More about Huckabee’s visit:
Huckabee is being hosted by the Jerusalem Reclamation Project, a pro-settler group seeking to bolster the Jewish presence in traditionally Arab east Jerusalem, where Palestinians hope will serve as their future capital. Their activities, some of them funded by American millionaire Irving Moskowitz, are aimed at blocking the division of the city as part of any future peace deal.
Huckabee’s trip coming amidst a relentless assualt on Pres. Obama’s Middle East policy, the latest salvo landing on the op-ed pages of the New York Times this past Sunday: The Two-State Solution Doesn’t Solve Anything, written by Hussein Agha and Robert Malley, the latter an assistant to Arab-Israeli affairs during Clinton’s second term.
It’s easy to wince at these stands. They run against the grain of a peace process whose central premise is that ending the occupation and establishing a viable Palestinian state will bring this matter to a close. But to recall the origins of the Israeli-Palestinian clash is not to invent a new battle line. It is to resurrect an old one that did not disappear simply because powerful parties acted for some time as if it had ceased to exist.
… .. For years, virtually all attention has been focused on the question of a future Palestinian state, its borders and powers.
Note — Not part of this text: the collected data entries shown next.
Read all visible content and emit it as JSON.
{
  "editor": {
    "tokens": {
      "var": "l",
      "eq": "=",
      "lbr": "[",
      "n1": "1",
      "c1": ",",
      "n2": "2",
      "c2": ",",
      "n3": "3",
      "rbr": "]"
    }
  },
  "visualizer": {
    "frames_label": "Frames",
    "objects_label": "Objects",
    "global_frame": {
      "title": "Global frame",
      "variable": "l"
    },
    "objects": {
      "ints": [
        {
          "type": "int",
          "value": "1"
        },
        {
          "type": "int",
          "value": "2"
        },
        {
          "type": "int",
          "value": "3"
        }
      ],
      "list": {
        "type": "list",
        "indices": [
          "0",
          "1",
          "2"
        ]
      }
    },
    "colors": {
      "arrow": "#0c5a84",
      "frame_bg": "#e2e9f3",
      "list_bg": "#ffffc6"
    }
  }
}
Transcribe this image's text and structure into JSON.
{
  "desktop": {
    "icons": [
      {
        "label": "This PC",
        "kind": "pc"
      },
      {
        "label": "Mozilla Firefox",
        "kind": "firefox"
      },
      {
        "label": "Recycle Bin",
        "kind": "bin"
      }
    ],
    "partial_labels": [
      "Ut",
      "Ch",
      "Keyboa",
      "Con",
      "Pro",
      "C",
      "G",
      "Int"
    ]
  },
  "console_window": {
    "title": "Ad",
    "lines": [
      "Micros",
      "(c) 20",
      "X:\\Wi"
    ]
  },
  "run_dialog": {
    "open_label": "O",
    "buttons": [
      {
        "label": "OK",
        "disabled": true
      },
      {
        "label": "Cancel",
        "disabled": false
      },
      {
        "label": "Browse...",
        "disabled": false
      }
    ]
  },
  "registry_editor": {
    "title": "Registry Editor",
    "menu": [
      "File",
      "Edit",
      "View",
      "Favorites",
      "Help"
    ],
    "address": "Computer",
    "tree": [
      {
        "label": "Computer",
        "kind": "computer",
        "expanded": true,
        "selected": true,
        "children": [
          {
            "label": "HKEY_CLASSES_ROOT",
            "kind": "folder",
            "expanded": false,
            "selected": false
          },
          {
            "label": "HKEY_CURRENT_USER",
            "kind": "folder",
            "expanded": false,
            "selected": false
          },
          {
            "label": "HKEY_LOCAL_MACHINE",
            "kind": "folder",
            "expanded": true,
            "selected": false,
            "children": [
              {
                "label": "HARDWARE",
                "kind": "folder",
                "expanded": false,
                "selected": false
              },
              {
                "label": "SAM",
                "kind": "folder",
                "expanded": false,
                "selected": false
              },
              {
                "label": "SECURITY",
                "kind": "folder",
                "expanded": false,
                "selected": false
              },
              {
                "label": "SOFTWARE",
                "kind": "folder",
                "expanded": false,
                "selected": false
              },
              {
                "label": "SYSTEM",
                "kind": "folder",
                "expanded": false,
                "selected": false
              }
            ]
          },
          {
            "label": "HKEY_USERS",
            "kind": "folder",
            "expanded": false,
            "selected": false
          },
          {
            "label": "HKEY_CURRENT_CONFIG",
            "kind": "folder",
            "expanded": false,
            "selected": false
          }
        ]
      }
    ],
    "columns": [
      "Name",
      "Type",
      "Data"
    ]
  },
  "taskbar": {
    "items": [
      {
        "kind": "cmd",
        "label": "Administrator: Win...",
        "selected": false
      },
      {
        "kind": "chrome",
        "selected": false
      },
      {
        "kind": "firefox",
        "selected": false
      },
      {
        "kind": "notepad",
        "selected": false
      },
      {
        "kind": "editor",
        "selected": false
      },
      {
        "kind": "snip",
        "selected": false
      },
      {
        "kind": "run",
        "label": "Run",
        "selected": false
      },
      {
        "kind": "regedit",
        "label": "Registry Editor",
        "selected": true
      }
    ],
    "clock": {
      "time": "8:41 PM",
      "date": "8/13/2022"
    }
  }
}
As Israelis make plain by talking about the imperative of a Jewish state, and as Palestinians highlight when they evoke the refugees’ rights, the heart of the matter is not necessarily how to define a state of Palestine. It is, as in a sense it always has been, how to define the state of Israel.
Say what?
Also not sure how revisiting history will help, but it sure will make Huckabee-Cantor lobby happy, as it would plunge us all backwards, paralyzing progress, which has been slow going even for Obama’s team.
Stephen M. Walt talked with the authors, who first of all state that the Times headline was ill-advised. But the part in bold was a stunner to me, as it was to Walt.
But returning to Huckabee, beyond ethnic cleansing of the Palestinians, I’d like him to tell us what equilibrium would look like without a two-state solution agreement.
Stephen Walt wrote about this months ago.
But these little Middle East excursions by Republicans, along with their shrill rhetoric, should put any “water’s edge” foreign policy talk to rest forever. Because the right has no trouble in taking on the President on foreign soil when what they should do is keep their mouths shut.